Madness. Sheer madness.

You've got autoscan, which generates a text-based configure.scan file. Then, you've got automake, which takes a text-based makefile.am file and generates one or more text-based makefile.in files. Then, you've got autoconf, which takes a text-based makefile.in, and text-basedconfigure.am file, and generates a very convoluted, text-based configure file. Then, the configure file generates a whole boatload of other text-based files. And each text file is filled with lines written in its very own, exclusive Martian dialect, with no set order in which information appears.

You're an intelligent being capable of easily reading text and applying deductive reasoning to it. A computer can crunch numbers fast, but it's not so good at deductive reasoning and making complex choices by analyzing freeform text. If you can barely make sense of the above tools and their output, what luck does an IDE have?
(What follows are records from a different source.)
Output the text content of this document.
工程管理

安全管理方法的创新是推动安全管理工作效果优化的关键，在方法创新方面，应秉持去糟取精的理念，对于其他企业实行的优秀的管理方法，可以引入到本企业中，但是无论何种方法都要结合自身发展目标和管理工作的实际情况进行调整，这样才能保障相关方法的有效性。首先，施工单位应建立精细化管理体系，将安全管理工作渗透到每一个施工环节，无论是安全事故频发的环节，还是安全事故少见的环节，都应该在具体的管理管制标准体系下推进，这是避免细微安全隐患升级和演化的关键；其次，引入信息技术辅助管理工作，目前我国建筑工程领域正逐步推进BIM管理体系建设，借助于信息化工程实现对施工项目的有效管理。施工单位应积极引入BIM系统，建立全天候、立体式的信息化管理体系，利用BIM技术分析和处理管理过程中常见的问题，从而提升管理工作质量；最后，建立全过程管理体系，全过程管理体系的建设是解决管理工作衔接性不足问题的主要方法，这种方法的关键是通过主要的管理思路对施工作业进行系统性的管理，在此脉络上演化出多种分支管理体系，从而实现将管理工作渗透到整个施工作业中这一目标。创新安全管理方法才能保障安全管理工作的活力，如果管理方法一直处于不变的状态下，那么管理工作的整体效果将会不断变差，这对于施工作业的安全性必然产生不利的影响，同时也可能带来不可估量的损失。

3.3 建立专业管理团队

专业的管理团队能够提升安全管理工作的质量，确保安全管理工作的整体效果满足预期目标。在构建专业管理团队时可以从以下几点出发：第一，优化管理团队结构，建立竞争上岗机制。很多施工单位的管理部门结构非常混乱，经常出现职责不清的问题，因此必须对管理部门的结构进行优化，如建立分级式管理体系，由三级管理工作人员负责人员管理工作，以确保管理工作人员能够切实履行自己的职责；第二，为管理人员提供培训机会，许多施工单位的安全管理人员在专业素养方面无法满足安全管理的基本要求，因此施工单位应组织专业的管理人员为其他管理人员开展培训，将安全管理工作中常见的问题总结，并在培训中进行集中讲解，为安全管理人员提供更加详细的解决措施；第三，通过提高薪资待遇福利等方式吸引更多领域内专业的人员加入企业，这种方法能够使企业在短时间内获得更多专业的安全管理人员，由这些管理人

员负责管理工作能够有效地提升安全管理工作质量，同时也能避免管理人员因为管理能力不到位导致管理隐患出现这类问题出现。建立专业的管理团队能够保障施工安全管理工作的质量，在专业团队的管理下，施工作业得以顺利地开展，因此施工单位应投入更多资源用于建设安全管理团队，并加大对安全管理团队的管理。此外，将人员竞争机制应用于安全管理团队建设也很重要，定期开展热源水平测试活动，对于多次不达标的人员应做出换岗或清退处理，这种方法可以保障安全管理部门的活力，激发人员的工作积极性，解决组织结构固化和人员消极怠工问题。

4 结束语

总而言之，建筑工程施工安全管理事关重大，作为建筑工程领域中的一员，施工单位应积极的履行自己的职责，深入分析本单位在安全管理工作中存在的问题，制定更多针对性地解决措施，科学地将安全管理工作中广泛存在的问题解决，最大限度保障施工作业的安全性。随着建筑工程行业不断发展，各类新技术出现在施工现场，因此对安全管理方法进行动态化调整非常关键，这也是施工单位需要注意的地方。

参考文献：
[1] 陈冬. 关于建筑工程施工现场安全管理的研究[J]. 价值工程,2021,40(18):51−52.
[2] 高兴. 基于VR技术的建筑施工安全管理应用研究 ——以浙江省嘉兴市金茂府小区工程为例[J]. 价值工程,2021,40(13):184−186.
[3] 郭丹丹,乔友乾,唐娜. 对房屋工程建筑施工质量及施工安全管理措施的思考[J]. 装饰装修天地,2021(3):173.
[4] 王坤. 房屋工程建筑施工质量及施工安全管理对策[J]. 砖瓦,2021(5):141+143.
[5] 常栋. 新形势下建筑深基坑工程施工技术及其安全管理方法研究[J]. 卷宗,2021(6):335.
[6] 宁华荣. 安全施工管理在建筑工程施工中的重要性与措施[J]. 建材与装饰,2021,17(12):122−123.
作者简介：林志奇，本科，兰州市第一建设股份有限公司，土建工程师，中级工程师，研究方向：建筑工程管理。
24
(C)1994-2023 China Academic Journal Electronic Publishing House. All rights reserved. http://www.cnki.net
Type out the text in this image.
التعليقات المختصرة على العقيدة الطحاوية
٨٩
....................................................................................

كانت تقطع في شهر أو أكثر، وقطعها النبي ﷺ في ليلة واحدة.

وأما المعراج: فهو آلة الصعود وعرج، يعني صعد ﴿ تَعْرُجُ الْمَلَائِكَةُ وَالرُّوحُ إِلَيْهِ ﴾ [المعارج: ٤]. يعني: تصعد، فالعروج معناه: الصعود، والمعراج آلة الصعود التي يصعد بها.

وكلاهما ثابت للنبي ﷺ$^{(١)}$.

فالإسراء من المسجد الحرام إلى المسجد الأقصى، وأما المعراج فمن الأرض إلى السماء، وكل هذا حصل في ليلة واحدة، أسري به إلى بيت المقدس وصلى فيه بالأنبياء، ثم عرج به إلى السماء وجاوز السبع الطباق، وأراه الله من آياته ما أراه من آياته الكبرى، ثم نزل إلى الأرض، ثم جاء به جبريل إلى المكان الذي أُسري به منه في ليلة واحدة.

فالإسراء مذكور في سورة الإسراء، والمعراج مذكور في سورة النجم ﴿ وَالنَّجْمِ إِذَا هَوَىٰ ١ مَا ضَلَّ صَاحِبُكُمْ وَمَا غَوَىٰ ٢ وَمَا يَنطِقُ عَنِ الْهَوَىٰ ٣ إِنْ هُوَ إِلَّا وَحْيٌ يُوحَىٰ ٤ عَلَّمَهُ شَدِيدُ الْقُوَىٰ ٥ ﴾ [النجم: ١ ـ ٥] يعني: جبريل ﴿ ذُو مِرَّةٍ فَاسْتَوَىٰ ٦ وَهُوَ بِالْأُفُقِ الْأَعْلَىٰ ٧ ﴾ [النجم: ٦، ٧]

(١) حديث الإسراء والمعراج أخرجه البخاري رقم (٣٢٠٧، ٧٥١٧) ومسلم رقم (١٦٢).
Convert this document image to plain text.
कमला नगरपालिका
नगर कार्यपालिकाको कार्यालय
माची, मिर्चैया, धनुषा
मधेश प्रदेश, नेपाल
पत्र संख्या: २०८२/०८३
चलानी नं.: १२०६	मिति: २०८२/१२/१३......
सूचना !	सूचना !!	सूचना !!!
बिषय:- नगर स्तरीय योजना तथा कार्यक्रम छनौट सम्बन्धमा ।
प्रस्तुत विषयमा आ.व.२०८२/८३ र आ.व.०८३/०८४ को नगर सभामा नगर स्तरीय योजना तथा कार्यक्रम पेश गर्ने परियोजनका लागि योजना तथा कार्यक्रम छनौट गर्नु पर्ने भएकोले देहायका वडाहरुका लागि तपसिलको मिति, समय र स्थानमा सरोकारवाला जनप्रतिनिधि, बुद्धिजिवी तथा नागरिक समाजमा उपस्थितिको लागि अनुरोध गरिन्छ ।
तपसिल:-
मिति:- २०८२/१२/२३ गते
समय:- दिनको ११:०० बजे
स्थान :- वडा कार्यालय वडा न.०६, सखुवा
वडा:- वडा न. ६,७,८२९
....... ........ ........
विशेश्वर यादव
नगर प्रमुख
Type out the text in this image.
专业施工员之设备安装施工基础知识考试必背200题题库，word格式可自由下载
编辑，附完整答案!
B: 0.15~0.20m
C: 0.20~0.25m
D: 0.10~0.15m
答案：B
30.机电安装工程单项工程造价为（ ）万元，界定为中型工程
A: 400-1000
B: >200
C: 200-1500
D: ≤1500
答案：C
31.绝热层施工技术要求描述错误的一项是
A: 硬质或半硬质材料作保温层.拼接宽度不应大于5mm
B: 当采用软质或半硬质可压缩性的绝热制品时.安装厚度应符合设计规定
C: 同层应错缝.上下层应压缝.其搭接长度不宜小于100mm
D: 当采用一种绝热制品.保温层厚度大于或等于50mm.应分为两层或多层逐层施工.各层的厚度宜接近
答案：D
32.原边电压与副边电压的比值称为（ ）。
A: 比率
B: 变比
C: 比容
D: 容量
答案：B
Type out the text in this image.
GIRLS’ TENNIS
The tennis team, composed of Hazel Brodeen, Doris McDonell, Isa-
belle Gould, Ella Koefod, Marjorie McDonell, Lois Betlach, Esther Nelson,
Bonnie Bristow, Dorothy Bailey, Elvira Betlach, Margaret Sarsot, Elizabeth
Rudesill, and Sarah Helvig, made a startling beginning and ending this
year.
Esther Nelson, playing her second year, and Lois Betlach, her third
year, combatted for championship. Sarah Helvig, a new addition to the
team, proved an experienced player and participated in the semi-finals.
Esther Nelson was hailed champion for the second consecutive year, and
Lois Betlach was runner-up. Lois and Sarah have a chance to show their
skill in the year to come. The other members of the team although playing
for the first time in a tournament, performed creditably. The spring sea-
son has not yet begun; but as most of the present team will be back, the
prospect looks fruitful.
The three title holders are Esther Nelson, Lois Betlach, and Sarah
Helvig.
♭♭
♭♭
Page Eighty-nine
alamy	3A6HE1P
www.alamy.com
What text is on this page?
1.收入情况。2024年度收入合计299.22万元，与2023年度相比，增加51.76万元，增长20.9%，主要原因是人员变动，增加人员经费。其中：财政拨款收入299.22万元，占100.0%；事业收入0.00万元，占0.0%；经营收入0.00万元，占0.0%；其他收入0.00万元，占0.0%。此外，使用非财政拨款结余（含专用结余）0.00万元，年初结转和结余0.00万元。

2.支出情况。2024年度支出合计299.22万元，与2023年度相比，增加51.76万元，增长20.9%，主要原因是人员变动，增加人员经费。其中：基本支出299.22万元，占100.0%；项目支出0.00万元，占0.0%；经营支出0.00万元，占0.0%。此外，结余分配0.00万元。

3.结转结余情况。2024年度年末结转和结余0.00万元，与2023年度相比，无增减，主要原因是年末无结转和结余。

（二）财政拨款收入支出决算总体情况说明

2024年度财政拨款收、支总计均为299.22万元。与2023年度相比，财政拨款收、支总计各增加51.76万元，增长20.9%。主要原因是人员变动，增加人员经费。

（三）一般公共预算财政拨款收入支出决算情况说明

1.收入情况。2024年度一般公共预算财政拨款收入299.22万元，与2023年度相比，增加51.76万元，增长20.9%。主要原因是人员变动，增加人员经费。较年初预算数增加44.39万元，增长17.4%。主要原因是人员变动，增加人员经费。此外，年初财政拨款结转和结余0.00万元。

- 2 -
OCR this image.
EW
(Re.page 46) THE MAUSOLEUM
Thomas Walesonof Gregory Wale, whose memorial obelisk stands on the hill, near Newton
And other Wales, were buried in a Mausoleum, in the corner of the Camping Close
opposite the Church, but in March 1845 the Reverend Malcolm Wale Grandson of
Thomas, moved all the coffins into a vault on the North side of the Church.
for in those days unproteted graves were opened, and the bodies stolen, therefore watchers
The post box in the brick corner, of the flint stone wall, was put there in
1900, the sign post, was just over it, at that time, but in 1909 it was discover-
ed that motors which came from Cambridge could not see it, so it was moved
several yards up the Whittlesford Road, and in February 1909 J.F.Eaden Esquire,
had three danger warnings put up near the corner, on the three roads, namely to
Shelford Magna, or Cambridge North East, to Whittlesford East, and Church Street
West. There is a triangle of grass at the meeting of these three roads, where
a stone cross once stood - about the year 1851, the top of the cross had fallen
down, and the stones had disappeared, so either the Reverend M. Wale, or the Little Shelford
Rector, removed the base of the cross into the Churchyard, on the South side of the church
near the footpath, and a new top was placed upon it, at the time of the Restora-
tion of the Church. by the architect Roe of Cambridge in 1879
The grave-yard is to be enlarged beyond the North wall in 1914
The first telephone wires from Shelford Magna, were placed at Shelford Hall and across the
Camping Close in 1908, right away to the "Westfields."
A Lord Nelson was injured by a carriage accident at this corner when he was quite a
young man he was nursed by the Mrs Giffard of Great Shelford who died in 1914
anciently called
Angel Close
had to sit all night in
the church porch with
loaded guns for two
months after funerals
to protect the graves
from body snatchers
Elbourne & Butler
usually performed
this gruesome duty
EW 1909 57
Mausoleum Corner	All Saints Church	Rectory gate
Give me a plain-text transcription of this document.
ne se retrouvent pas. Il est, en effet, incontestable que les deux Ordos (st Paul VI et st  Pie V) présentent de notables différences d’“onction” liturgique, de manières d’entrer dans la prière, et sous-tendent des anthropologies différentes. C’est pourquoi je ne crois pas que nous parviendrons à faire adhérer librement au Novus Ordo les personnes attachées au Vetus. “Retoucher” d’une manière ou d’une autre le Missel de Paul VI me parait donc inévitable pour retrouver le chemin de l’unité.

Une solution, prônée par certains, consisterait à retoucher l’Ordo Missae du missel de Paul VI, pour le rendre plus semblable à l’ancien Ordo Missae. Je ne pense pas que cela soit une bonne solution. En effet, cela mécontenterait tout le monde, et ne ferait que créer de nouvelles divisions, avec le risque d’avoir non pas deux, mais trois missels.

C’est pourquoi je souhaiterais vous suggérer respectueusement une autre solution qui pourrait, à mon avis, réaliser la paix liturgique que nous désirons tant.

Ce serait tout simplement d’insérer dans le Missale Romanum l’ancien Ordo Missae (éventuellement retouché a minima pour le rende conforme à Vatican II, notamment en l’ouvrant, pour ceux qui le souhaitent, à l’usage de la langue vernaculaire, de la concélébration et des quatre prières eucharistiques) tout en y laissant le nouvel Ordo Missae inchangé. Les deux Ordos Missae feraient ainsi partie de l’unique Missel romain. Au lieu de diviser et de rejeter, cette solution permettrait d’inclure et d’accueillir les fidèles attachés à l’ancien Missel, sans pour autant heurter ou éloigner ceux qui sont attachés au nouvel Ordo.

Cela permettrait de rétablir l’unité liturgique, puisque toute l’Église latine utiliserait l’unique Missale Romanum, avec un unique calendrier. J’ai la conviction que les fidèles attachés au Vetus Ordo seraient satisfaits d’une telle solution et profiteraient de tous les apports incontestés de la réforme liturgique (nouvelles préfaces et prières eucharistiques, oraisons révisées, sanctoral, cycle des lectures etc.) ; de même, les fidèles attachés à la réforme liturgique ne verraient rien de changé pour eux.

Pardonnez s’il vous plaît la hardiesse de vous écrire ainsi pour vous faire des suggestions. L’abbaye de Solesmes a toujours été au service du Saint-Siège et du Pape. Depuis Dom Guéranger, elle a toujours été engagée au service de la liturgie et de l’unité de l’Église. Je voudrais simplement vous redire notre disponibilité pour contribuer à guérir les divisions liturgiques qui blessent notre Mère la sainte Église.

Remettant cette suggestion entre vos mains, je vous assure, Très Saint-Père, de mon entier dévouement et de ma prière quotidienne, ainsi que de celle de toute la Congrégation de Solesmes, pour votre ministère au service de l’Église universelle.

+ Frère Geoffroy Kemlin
The problem isn't necessarily that an IDE is riding atop of text-based tools. Microsoft's Visual Studio does that too. The problem is that an IDE is riding atop of a whole mess of text-based tools that churn out way too much information, in a format that is way too free-flowing, poorly structured, and involves way too many "script/macro languages" that are totally unrelated to the language your app is developed in, all for the sake of trying to be all things to all people from the ancient past (in computer terms), to now, to the day that the last Linux guy ever forks another package and therefore causes another inconsistency to accomodate.

These dev tools are so complicated that even the IDE that tries to make them easier, is itself convoluted, complex, unpredictable, unstable, and ultimately unintuitive.

For god's sake, will some competent programmer please fork gcc, and fix this thing so that it actually is capable of _integrating_ with an IDE? Fix it so that it doesn't require the IDE to use "auto tools" that spew heaps of incomprehensive script files written in a variety of Martian and Venusian languages. Fix it so that when the IDE and these auto tools invariably "break" your project, you don't have to waste hours trying to hand-edit all those Martian-language data files, to get them to work again, until you finally throw up your hands in frustration and nuke the entire directory of unusable poot and restart from scratch (with Visual Studio and Microsoft's compiler instead).